Da arte de inventar desculpas

Saiu ao encontro de Jesus um doutor da Lei, que lhe disse: «Mestre, seguir-te-ei para onde quer que fores.» Respondeu-lhe Jesus: «As raposas têm tocas e as aves do céu têm ninhos; mas o Filho do Homem não tem onde reclinar a cabeça.» Um dos discípulos disse-lhe: «Senhor, deixa-me ir primeiro sepultar o meu pai.» Jesus, porém, respondeu-lhe: «Segue-me e deixa os mortos sepultar os seus mortos.» (Mateus 8, 18-22)

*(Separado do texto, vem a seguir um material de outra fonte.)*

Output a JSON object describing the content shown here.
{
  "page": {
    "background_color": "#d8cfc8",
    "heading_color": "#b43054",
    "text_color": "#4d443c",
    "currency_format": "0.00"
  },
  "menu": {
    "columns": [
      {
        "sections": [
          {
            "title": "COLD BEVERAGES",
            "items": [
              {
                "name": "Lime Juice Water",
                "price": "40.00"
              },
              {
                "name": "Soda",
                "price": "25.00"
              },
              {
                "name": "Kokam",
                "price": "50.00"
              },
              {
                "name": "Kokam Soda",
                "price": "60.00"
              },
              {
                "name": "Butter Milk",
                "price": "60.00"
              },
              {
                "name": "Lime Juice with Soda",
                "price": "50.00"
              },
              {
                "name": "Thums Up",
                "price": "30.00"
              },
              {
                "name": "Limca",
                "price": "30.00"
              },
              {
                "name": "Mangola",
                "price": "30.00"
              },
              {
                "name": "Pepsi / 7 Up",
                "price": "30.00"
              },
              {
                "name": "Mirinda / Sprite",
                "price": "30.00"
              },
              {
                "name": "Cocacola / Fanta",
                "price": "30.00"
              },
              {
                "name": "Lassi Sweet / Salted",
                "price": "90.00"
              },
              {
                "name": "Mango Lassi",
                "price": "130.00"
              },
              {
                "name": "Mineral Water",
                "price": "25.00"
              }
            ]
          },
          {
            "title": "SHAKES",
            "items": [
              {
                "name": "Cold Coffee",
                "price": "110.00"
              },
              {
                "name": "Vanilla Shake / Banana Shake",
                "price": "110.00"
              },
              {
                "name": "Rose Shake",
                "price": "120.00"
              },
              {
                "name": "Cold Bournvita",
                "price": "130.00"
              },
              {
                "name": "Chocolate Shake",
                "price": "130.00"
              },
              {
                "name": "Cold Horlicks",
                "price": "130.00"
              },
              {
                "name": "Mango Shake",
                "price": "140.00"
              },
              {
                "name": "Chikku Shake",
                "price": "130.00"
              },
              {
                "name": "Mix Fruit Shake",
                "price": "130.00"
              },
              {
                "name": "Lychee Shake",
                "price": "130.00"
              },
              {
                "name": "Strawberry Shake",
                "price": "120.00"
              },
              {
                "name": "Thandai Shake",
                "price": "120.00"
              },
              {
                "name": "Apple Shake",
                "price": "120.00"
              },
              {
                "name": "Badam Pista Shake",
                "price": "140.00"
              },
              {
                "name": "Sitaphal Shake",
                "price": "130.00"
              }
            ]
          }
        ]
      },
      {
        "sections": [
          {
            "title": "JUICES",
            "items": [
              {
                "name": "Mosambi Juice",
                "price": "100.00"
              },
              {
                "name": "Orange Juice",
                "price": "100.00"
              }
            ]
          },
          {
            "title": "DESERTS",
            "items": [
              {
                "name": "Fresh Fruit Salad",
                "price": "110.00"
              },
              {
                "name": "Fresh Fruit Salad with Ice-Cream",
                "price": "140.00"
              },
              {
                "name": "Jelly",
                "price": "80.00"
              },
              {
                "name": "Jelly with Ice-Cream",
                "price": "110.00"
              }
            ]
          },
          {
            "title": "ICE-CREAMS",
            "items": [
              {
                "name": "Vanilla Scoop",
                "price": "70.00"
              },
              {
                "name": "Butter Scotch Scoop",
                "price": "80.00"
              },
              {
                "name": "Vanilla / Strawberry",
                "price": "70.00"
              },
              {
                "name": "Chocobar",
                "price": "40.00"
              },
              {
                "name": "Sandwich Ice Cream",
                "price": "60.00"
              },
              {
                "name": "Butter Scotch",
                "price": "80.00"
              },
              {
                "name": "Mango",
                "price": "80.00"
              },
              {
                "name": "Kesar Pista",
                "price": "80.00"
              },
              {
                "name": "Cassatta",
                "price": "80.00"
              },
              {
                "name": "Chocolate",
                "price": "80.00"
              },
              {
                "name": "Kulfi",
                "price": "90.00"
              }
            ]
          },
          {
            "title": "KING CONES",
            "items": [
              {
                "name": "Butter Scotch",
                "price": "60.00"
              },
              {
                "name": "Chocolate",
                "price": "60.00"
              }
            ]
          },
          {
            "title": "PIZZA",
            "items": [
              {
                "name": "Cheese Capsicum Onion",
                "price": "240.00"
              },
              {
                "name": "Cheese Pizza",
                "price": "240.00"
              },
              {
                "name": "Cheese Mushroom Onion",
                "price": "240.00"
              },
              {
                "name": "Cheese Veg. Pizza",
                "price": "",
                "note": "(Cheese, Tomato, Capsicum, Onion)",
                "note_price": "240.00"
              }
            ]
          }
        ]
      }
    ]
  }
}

A maior parte das pessoas é razoavelmente dotada na arte de inventar desculpas, seja qual for o assunto.

De facto muitos de nós começam cedo, com o cão que comeu o trabalho de casa que nunca existiu ou o irmão mais pequeno que atirou esse mesmo trabalho pela janela do carro quando ia para a escola. Ou talvez com algo tão simples como “Ela obrigou-me a fazê-lo”.

Depois as desculpas tornam-se mais sofisticadas: “Não posso começar uma dieta no Natal” ou “o anfitrião ficaria ofendido se eu não aceitasse outro copo”, ou ainda, “na realidade eles até nem precisam disto”.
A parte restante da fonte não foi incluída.